Thursday 18 December 2008

Kelp-fuel cars on the horizon in Scotland

Severin Carrell, Scotland correspondent
guardian.co.uk, Wednesday 17 December 2008 18.12 GMT

The Hebridean Seaweed Company, established this year by Martin Macleod, is so far the UK's only gatherer and producer of seaweed. Photograph: Murdo MacLeod/Guardian
Motorists may soon be driving cars powered by kelp and algae after scientists in Scotland and Ireland won European funding today for a new research project to create "mari-fuels" - the marine equivalent to plant-based biofuels.
Marine scientists based in Oban north of Glasgow are to lead a €6m (£5m) research programme which will investigate ways of converting seaweeds and plant algae into fuel as an alternative to the increasingly controversial use of food crops to produce bio-fuels. Fuels produced from plants are, in theory at least, carbon neutral and for that reason an attractive alternative to petrol.
The Scottish Association for Marine Sciences (Sams) laboratory has been pioneering techniques for exploiting the UK's vast quantities of wild seaweed stocks, particularly kelp, the ubiquitous, brownish weed which is common along the British coastline.
Ministers want 2.5% of all the petrol and diesel used in the UK to be from renewables sources, as the crops grown to produce the plants used in the fuel mixture absorb the CO2 released by the fuel, reducing its impact on climate change.
But unlike the plants currently used for bio-diesel such as oil seed rape, sunflower oil or palm oil, seaweed naturally grows at an extremely fast rate and it avoids taking valuable agricultural land out of food production or destroying rainforest - key concerns of environmentalists.
It is also likely to be more easily converted into ethanol, then mixed with diesel to create bio-diesel, or into methane, which could be burnt for electricity.
The EU funding, supplemented by money from economic development agencies in the UK and Ireland, will be shared by scientists at Sams, and scientists at Queens University in Belfast, the University of Ulster, and the Institutes of Technology in Dundalk and Sligo in Ireland.

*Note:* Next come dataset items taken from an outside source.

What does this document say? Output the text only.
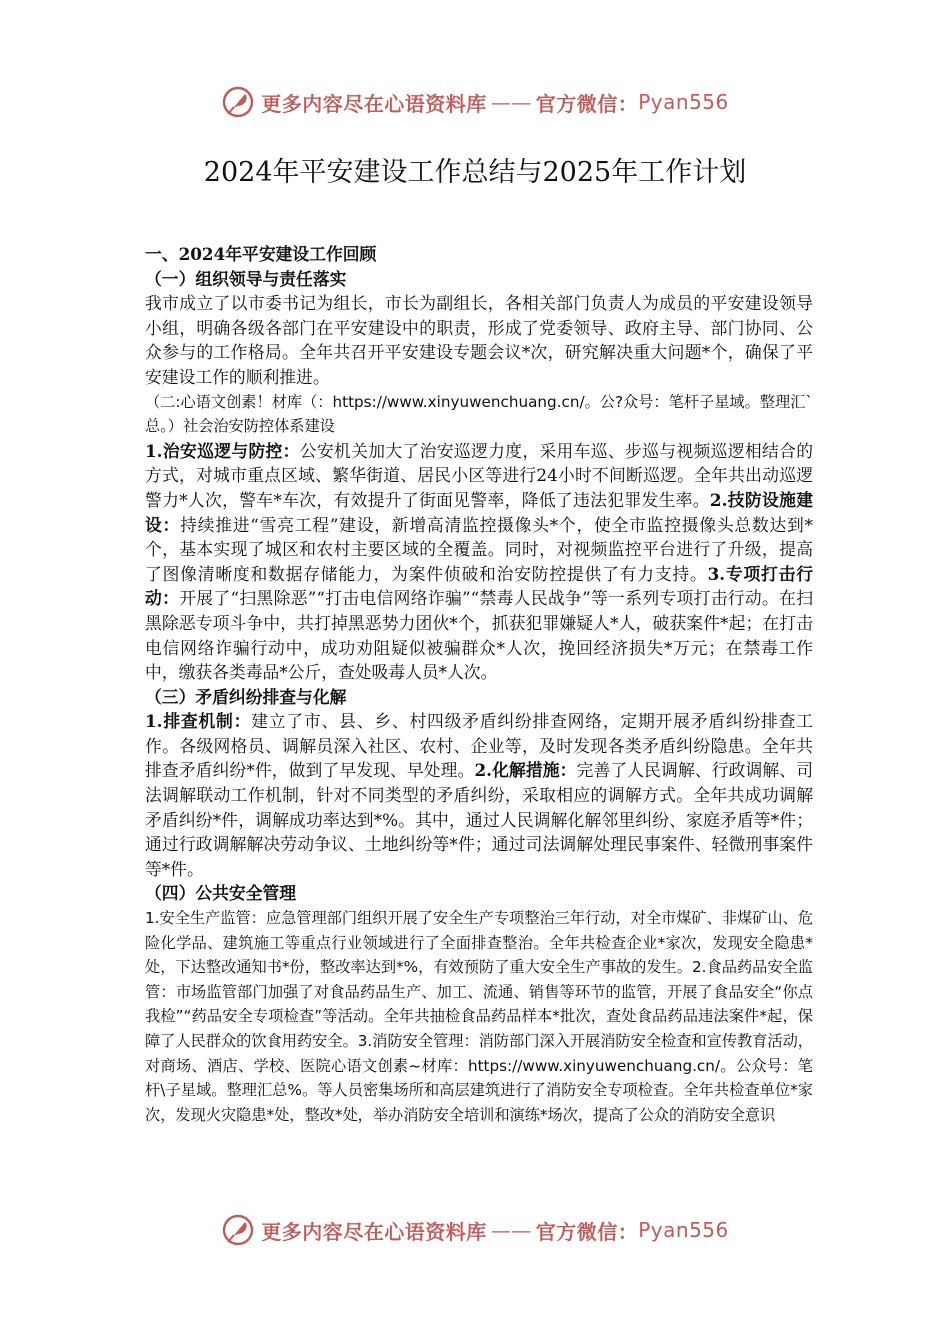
更多内容尽在心语资料库 —— 官方微信： Pyan556
2024年平安建设工作总结与2025年工作计划

一、2024年平安建设工作回顾

（一）组织领导与责任落实

我市成立了以市委书记为组长，市长为副组长，各相关部门负责人为成员的平安建设领导小组，明确各级各部门在平安建设中的职责，形成了党委领导、政府主导、部门协同、公众参与的工作格局。全年共召开平安建设专题会议*次，研究解决重大问题*个，确保了平安建设工作的顺利推进。

（二:心语文创素！材库（：https://www.xinyuwenchuang.cn/。公?众号：笔杆子星域。整理汇`总。）社会治安防控体系建设

1.治安巡逻与防控：公安机关加大了治安巡逻力度，采用车巡、步巡与视频巡逻相结合的方式，对城市重点区域、繁华街道、居民小区等进行24小时不间断巡逻。全年共出动巡逻警力*人次，警车*车次，有效提升了街面见警率，降低了违法犯罪发生率。2.技防设施建设：持续推进“雪亮工程”建设，新增高清监控摄像头*个，使全市监控摄像头总数达到*个，基本实现了城区和农村主要区域的全覆盖。同时，对视频监控平台进行了升级，提高了图像清晰度和数据存储能力，为案件侦破和治安防控提供了有力支持。3.专项打击行动：开展了“扫黑除恶”“打击电信网络诈骗”“禁毒人民战争”等一系列专项打击行动。在扫黑除恶专项斗争中，共打掉黑恶势力团伙*个，抓获犯罪嫌疑人*人，破获案件*起；在打击电信网络诈骗行动中，成功劝阻疑似被骗群众*人次，挽回经济损失*万元；在禁毒工作中，缴获各类毒品*公斤，查处吸毒人员*人次。

（三）矛盾纠纷排查与化解

1.排查机制：建立了市、县、乡、村四级矛盾纠纷排查网络，定期开展矛盾纠纷排查工作。各级网格员、调解员深入社区、农村、企业等，及时发现各类矛盾纠纷隐患。全年共排查矛盾纠纷*件，做到了早发现、早处理。2.化解措施：完善了人民调解、行政调解、司法调解联动工作机制，针对不同类型的矛盾纠纷，采取相应的调解方式。全年共成功调解矛盾纠纷*件，调解成功率达到*%。其中，通过人民调解化解邻里纠纷、家庭矛盾等*件；通过行政调解解决劳动争议、土地纠纷等*件；通过司法调解处理民事案件、轻微刑事案件等*件。

（四）公共安全管理

1.安全生产监管：应急管理部门组织开展了安全生产专项整治三年行动，对全市煤矿、非煤矿山、危险化学品、建筑施工等重点行业领域进行了全面排查整治。全年共检查企业*家次，发现安全隐患*处，下达整改通知书*份，整改率达到*%，有效预防了重大安全生产事故的发生。2.食品药品安全监管：市场监管部门加强了对食品药品生产、加工、流通、销售等环节的监管，开展了食品安全“你点我检”“药品安全专项检查”等活动。全年共抽检食品药品样本*批次，查处食品药品违法案件*起，保障了人民群众的饮食用药安全。3.消防安全管理：消防部门深入开展消防安全检查和宣传教育活动，对商场、酒店、学校、医院心语文创素~材库：https://www.xinyuwenchuang.cn/。公众号：笔杆\子星域。整理汇总%。等人员密集场所和高层建筑进行了消防安全专项检查。全年共检查单位*家次，发现火灾隐患*处，整改*处，举办消防安全培训和演练*场次，提高了公众的消防安全意识

更多内容尽在心语资料库 —— 官方微信： Pyan556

Alex Salmond, Scotland's first minister, said the BioMara research project was another significant boost in the quest to find alternative fuel sources and also economic development in marginal rural areas.
"The development of mari-fuels could have a lasting impact on remote and rural communities by providing locally produced, relatively cheap, low impact fuel as well as serving the local public transport infrastructure," he said.

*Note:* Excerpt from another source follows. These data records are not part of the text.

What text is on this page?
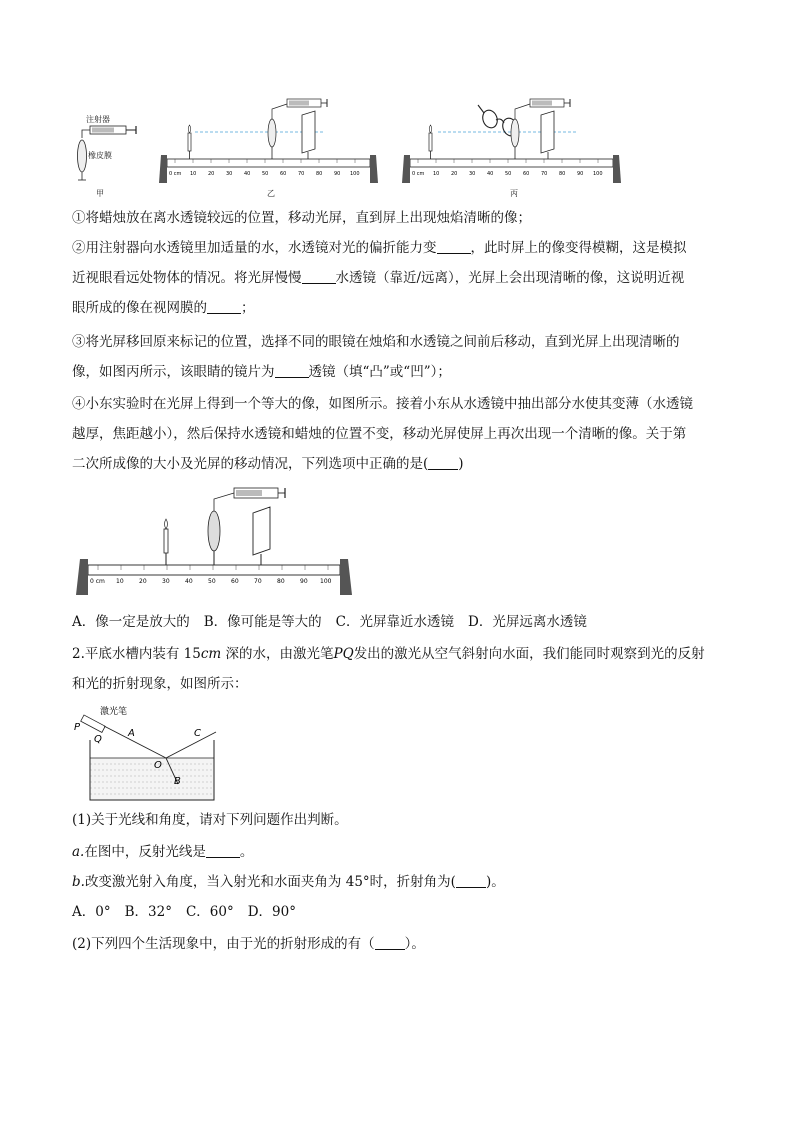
注射器
橡皮膜
甲
0 cm 10 20 30 40 50 60 70 80 90 100
乙
0 cm 10 20 30 40 50 60 70 80 90 100
丙
①将蜡烛放在离水透镜较远的位置，移动光屏，直到屏上出现烛焰清晰的像；
②用注射器向水透镜里加适量的水，水透镜对光的偏折能力变	，此时屏上的像变得模糊，这是模拟
近视眼看远处物体的情况。将光屏慢慢	水透镜（靠近/远离），光屏上会出现清晰的像，这说明近视
眼所成的像在视网膜的	；
③将光屏移回原来标记的位置，选择不同的眼镜在烛焰和水透镜之间前后移动，直到光屏上出现清晰的
像，如图丙所示，该眼睛的镜片为	透镜（填“凸”或“凹”）；
④小东实验时在光屏上得到一个等大的像，如图所示。接着小东从水透镜中抽出部分水使其变薄（水透镜
越厚，焦距越小），然后保持水透镜和蜡烛的位置不变，移动光屏使屏上再次出现一个清晰的像。关于第
二次所成像的大小及光屏的移动情况，下列选项中正确的是( )
0 cm 10	20	30	40	50	60	70	80	90 100
A．像一定是放大的 B．像可能是等大的 C．光屏靠近水透镜 D．光屏远离水透镜
2.平底水槽内装有 15cm 深的水，由激光笔PQ发出的激光从空气斜射向水面，我们能同时观察到光的反射
和光的折射现象，如图所示：
激光笔
P
Q
A	C
O
B
(1)关于光线和角度，请对下列问题作出判断。
a.在图中，反射光线是	。
b.改变激光射入角度，当入射光和水面夹角为 45°时，折射角为( )。
A．0° B．32° C．60° D．90°
(2)下列四个生活现象中，由于光的折射形成的有（ ）。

Dr Ben Wilson, who heads an informal "blue energy" research group at SAMS involved in marine sources of renewable energy, said one of the major problems with using agricultural crops for bio-fuels was that it wasted potential food sources.

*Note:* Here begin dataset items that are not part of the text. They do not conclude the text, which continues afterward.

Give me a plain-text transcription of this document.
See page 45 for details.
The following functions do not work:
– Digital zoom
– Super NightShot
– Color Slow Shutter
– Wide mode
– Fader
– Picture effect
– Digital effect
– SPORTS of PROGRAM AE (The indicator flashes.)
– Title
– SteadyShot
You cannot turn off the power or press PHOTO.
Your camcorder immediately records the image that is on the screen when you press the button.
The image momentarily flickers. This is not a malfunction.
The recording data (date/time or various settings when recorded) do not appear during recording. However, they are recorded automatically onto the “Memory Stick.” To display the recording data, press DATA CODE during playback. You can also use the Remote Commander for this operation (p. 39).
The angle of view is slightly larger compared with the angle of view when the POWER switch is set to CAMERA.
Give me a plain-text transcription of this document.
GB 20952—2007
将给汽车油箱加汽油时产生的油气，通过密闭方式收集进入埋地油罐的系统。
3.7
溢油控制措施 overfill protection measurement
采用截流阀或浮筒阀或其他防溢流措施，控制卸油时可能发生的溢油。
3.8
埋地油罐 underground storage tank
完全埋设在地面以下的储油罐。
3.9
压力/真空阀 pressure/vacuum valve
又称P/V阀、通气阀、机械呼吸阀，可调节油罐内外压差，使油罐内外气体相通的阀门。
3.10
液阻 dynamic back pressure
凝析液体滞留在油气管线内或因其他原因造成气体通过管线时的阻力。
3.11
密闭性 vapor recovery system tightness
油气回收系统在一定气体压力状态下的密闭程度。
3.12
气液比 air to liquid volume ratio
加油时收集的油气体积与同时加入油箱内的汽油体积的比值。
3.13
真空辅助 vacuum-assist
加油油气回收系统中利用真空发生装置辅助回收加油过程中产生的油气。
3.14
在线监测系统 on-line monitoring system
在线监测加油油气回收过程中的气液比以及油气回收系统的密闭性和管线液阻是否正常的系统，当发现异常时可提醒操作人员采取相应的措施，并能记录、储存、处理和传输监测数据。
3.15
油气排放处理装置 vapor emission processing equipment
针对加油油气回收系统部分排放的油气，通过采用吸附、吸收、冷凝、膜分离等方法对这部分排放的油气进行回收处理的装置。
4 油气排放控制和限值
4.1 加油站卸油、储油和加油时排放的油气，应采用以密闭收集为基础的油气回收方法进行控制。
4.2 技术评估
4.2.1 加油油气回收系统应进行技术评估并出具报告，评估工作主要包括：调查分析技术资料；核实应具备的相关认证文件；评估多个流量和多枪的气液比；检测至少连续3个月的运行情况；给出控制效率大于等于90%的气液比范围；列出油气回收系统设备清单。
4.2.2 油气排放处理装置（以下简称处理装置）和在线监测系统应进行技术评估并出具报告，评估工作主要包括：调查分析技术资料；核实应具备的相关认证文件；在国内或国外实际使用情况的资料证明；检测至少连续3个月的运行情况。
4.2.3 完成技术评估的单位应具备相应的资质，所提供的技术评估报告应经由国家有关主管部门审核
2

Marine fuel sources such as farmed or wild kelp, "completely side-step that argument". He added: "We won't have kelp fuel in every forecourt but it will be a niche in this requirement to produce alternatives to hydrocarbon fuel sources."
Research at the Sams laboratory also suggest that seaweed has another valuable quality - it thrives on the potentially damaging waste discharged by the salmon farms which dot Scotland's coastline. Salmon excrete ammonia and nitrates which, in concentrated doses, pollute surrounding waters.
But these chemicals are also nutrients for seaweed and sea urchins - a delicacy in Europe and Japan - and other commercial marine life such as mussels and oysters. Sams scientists believe exploiting the waste from fish farms could have substantial environmental benefits.
The laboratory has tested the theory at Loch Duart salmon farm in north-west Scotland, which has planned to commercially market the seaweed and sea urchins cultivated near its fish-farm cages. Seaweed grown near the farm doubled in size in a month.
Kelp is already highly sort after by the cosmetics and pharmaceutical industries because of its chemical, culinary and medicinal properties. Kelp harvesters in the Western Isles can earn £250 a day and one local producer recently estimated his firm would need to cut kelp 24 hours a day to satisfy demand.